Aos oito anos de idade, após dois lutando contra um problema na visão, Ricardo Steinmetz Alves ficou cego. Na época, acreditava que era o fim do sonho de ser jogador. Hoje, aos 25, o melhor do mundo do futebol para cegos, recém sagrado campeão mundial pela segunda vez na carreira, utiliza-se da memória visual da infância para fazer os movimentos que o transformam em craque.
- Fora do esporte eu lembro de muita coisa: cores, formato das coisas...Para o futebol, acho que isso me ajudou muito, porque as pessoas sempre me dizem: "parece que tu tá enxergando.." - afirma Ricardinho, atleta da Associação Gaúcha de Futsal para Cegos (Agafuc) e da seleção brasileira, em entrevista a ZH. Ele completa:
- Quando eu comecei a treinar, tinha aquilo bem vivo na minha memória. Mesmo sem enxergar, eu aplicava o mesmo movimento. O jeito de chutar a bola, dar um passe, um drible. Aquilo ficou em mim. Tenho certeza de que todo o atleta cego que já enxergou tem muita vantagem sobre os outros.
Para que Ricardinho chegasse ao patamar de hoje, seu pai teve participação decisiva. Por conta da deficiência do filho, trouxe toda a família de Osório para Porto Alegre. Queria inscrevê-lo no Instituto Santa Luzia, referência no ensino em braile.
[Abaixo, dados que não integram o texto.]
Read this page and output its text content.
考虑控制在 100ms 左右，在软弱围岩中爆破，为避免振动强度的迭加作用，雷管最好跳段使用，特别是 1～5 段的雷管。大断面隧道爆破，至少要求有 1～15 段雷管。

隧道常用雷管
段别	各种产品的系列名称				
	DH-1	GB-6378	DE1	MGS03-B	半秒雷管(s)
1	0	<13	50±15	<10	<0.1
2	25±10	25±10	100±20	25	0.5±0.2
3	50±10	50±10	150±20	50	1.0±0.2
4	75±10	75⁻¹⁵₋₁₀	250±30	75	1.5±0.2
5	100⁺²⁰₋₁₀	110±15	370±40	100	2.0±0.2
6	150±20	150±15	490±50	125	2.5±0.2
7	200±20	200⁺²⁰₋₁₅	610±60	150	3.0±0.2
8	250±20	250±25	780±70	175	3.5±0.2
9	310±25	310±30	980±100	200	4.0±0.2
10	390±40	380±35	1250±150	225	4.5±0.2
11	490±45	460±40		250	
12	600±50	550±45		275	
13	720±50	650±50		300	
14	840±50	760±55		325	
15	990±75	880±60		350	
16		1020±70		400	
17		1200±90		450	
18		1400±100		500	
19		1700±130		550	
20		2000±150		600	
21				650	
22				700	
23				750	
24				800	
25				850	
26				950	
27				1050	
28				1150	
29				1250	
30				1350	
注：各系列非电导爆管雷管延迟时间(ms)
Foi lá que o craque reencontrou o futebol. Nas escolinhas do Santa Luzia, logo ficou evidente que Ricardinho estava acima da média. Aos 12, já atuava contra meninos de 15, 16, 17 anos. Com 15, foi convocado pela primeira vez para a seleção brasileira. Um ano depois, em 2006, foi eleito revelação e melhor jogador do Mundial, vencido pela Argentina.
Daí em diante, a carreira decolou. Em 2010, foi campeão mundial pela primeira vez. A essa altura, sua rotina era totalmente dedicada ao futebol. Atualmente, treina em dois turnos, com forte ênfase na preparação física e no aprimoramento técnico:
- Eu me dedico só para o futebol. O negócio está totalmente profissionalizado, com preparação física muito forte, o pessoal está priorizando muito isso. Todo o acompanhamento é bem profissional.
A dedicação de Ricardinho e seus companheiros resultou em mais uma conquista, o Mundial encerrado nesta segunda-feira, em Tóquio, no Japão, com direito a vitória sobre a rival Argentina na final.
- Foi um jogo muito duro. Tem muita rivalidade, sem dúvida. Não teve deslealdade, mas foi muito pegado nas divididas. E aquela catimba do lado deles. Eles procuram sempre um fator adicional, gostam de alguma coisa além do "jogo jogado" - relembra.
Um gol de Jefinho na prorrogação foi suficiente para despachar os hermanos e assegurar a quarta conquista brasileira na competição. Tudo com a participação decisiva de Ricardinho, algo que ele não poderia imaginar quando ficou cego.
- Eu tinha esse sonho de ser jogador quando tinha cinco, seis anos. Na época, eram duas coisas difíceis para mim: perder a visão e pensar que eu não poderia mais jogar futebol. Aconteceu tudo muito rápido na minha vida - surpreende-se.